Do Apples Naturally Produce Wax & Why Are They So Shiny?

Apples, often admired for their glossy appearance, frequently prompt questions about their surface coating. Many consumers wonder if this shine is natural or the result of an applied substance. Understanding the science behind an apple’s surface can provide clarity regarding its protective layers.

The Apple’s Natural Coating

Apples naturally develop a waxy coating as they grow, serving as a protective barrier. This natural wax, often referred to as cuticular wax, is composed of various organic compounds. The apple produces this layer to prevent moisture loss, maintaining its firmness and crispness. This coating also helps to slow down the fruit’s natural degradation process and provides a physical shield against microorganisms and pests. While this natural wax offers protection, its appearance on a fresh-picked apple can be dull or even appear as a whitish bloom, differing from the high shine seen on commercially sold apples.

Why Commercial Apples Have More Shine

Commercially sold apples typically appear much shinier because a food-grade wax is applied after harvesting. Once apples are picked, they undergo a washing and brushing process to remove dirt, leaves, and any residues from the orchard. This cleaning procedure also removes most of the apple’s natural wax, which would otherwise lead to rapid moisture loss and shriveling. To counteract this and extend shelf life, a thin layer of commercial wax is applied.

The applied wax restores the fruit’s protective layer, slowing respiration and moisture loss. It also enhances the apple’s appearance. Common types of waxes used include carnauba wax, derived from the leaves of a Brazilian palm tree, shellac, a resin secreted by the lac bug, and beeswax. These waxes are applied in very small amounts, often just a few drops per apple, and are certified as food-grade by regulatory bodies like the FDA.

Is Apple Wax Safe and How to Clean Apples?

Both the natural wax produced by apples and the food-grade waxes applied commercially are generally considered safe for consumption. The amount of wax applied to each apple is minimal, and these waxes are indigestible by humans, meaning they pass through the digestive system without being absorbed.

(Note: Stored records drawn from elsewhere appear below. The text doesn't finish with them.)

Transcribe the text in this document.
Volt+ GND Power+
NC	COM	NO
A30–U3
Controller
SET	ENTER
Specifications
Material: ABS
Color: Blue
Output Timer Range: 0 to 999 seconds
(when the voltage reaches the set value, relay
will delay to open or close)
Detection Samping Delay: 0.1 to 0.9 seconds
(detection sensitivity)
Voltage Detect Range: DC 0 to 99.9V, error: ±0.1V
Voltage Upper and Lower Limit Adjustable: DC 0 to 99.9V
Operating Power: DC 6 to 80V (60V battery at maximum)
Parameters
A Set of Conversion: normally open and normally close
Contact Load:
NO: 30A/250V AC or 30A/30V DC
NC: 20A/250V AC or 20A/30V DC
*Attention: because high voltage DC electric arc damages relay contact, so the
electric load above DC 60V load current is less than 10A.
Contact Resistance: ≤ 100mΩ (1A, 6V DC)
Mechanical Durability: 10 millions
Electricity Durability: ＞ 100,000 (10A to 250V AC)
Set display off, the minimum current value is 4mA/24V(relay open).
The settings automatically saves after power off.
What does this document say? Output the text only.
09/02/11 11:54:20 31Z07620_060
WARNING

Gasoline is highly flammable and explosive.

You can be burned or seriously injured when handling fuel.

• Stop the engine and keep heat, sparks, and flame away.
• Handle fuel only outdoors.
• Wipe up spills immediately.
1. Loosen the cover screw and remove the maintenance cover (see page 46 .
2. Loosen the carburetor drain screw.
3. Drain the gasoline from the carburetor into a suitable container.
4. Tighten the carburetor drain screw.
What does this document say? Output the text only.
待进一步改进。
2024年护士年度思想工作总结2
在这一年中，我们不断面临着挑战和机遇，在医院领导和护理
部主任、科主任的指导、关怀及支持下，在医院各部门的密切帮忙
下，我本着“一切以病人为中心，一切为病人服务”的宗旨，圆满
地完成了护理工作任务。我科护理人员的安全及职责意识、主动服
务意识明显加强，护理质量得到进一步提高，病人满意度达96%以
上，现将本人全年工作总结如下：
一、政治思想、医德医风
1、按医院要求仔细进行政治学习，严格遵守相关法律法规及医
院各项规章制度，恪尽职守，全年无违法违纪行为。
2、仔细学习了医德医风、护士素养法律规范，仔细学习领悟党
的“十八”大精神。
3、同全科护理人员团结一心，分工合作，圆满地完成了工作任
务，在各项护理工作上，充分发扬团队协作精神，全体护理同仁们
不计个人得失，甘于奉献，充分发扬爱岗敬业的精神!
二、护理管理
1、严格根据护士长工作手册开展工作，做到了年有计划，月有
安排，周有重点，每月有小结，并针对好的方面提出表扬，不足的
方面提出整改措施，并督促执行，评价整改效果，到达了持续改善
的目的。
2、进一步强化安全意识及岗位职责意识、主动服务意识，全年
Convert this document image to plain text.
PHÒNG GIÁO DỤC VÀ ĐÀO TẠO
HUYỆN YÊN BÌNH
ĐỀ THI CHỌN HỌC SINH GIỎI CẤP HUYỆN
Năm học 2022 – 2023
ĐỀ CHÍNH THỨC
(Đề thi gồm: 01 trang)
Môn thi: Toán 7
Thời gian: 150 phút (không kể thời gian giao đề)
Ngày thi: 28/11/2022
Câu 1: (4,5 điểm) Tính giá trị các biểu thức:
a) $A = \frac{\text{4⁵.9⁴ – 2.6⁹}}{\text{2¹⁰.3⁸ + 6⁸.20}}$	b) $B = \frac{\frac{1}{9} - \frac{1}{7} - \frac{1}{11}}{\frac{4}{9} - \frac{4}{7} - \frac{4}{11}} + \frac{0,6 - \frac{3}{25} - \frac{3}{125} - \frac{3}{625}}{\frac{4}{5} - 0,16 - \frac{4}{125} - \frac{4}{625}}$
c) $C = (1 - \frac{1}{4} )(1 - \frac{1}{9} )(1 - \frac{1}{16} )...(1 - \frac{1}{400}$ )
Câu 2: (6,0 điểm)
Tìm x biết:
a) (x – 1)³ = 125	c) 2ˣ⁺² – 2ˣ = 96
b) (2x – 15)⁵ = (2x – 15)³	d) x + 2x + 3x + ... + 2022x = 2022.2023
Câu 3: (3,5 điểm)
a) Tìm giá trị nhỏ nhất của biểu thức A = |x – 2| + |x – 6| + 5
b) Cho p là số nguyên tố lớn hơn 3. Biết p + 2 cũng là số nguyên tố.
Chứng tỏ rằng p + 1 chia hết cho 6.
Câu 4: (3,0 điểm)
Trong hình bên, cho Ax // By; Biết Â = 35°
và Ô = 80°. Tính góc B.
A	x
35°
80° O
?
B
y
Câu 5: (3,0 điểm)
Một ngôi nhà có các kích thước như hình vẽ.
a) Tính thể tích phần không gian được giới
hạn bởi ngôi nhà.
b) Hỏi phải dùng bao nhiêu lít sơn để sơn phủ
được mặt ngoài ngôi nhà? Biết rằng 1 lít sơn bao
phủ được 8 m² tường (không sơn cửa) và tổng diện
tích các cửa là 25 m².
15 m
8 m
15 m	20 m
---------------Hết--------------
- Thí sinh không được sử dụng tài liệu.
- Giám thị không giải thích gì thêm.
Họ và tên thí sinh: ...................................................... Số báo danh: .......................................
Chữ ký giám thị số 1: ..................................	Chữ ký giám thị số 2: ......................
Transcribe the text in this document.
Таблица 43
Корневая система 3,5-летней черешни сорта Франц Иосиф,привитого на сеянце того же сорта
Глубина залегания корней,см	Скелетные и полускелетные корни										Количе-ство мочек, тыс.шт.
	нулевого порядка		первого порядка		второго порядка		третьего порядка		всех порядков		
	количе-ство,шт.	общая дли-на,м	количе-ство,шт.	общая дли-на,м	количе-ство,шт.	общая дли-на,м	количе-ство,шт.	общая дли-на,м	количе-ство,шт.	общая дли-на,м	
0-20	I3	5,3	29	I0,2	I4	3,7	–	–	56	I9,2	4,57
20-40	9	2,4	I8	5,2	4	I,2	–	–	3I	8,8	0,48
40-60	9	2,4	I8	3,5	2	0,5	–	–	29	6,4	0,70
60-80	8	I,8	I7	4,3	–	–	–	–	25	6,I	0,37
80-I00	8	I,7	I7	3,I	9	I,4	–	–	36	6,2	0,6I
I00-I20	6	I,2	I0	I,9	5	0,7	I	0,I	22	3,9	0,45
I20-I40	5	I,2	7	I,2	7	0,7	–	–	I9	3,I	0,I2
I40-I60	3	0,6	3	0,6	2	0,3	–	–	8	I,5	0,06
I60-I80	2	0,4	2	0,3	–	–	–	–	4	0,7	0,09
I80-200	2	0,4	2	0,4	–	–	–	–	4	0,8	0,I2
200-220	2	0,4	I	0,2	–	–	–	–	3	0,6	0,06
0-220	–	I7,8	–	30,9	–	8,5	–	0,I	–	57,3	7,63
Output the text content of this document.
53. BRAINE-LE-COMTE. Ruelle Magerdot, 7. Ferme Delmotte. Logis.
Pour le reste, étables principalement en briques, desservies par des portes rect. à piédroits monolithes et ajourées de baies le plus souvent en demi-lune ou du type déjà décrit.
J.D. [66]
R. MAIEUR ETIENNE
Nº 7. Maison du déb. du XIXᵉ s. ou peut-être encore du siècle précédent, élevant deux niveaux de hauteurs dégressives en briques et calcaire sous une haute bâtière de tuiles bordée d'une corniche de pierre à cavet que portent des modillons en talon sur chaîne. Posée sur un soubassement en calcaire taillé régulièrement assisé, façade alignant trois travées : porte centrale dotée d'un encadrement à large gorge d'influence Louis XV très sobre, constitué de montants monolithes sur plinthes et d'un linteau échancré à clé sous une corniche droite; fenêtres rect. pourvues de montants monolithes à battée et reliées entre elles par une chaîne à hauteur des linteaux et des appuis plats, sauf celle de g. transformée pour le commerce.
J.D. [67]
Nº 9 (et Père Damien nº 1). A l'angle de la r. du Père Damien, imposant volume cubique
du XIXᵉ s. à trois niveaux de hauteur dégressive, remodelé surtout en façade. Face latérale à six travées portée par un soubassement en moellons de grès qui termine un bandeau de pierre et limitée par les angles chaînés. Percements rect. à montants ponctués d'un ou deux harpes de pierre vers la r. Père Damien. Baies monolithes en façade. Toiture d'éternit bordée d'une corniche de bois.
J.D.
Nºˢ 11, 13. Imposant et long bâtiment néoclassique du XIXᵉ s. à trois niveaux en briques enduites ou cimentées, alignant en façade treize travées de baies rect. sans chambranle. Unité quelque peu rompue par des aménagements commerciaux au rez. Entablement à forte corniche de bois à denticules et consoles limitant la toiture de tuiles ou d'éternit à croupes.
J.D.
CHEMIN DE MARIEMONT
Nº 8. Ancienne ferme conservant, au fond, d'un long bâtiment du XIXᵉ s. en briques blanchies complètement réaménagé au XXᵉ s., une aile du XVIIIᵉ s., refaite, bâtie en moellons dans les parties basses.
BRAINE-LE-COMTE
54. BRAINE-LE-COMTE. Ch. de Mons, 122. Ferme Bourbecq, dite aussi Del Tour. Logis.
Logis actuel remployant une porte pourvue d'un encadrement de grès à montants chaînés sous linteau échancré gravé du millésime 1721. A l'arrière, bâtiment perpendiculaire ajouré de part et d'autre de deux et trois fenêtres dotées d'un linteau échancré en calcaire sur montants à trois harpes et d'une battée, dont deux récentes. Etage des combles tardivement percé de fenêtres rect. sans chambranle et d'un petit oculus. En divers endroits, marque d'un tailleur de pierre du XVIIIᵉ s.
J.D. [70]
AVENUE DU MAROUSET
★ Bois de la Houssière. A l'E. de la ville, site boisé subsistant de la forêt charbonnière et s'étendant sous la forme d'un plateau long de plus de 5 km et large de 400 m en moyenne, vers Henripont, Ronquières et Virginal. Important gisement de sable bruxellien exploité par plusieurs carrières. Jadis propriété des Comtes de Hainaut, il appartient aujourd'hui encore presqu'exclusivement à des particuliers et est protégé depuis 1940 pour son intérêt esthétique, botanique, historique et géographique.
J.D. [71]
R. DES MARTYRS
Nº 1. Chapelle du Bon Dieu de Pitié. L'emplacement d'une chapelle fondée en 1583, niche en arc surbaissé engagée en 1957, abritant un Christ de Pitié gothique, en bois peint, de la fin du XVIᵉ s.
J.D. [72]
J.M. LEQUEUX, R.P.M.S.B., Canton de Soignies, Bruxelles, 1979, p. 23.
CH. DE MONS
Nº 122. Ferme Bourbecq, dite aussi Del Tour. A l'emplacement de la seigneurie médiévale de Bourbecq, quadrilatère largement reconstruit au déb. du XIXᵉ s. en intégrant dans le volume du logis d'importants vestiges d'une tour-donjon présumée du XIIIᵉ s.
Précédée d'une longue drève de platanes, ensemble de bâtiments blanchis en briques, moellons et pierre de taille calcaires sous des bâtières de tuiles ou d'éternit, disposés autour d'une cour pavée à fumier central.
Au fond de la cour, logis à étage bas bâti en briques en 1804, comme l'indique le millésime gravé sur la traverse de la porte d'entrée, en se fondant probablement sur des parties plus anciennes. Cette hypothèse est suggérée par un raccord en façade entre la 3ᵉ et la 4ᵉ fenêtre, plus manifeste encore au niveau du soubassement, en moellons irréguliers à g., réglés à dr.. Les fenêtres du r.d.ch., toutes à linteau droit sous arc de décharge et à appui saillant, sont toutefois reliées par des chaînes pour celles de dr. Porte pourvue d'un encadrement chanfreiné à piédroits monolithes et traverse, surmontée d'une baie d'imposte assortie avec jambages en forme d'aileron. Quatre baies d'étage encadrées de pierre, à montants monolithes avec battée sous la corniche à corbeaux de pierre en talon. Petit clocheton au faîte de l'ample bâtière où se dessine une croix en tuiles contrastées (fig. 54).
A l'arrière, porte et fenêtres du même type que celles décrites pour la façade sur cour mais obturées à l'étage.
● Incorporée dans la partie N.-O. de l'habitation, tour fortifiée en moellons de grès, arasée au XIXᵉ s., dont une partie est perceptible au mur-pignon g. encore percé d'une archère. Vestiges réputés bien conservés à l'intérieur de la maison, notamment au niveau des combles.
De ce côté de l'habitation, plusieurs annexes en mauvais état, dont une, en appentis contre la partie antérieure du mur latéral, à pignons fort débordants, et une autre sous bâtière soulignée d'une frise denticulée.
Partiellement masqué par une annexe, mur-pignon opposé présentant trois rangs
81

Regulatory bodies ensure these coatings meet safety standards for use on food products.

While the waxes are safe to eat, many people prefer to remove them, along with any dirt or potential pesticide residues. A simple and effective method is to wash apples under running water, gently scrubbing the surface with your hands or a soft brush. Using warm water can help to loosen the wax and other residues. For a more thorough cleaning, a diluted solution of vinegar and water or baking soda and water can be used, followed by a rinse under clean running water. Peeling the apple is another way to remove the wax and skin, but it means missing out on beneficial nutrients and fiber found in the peel.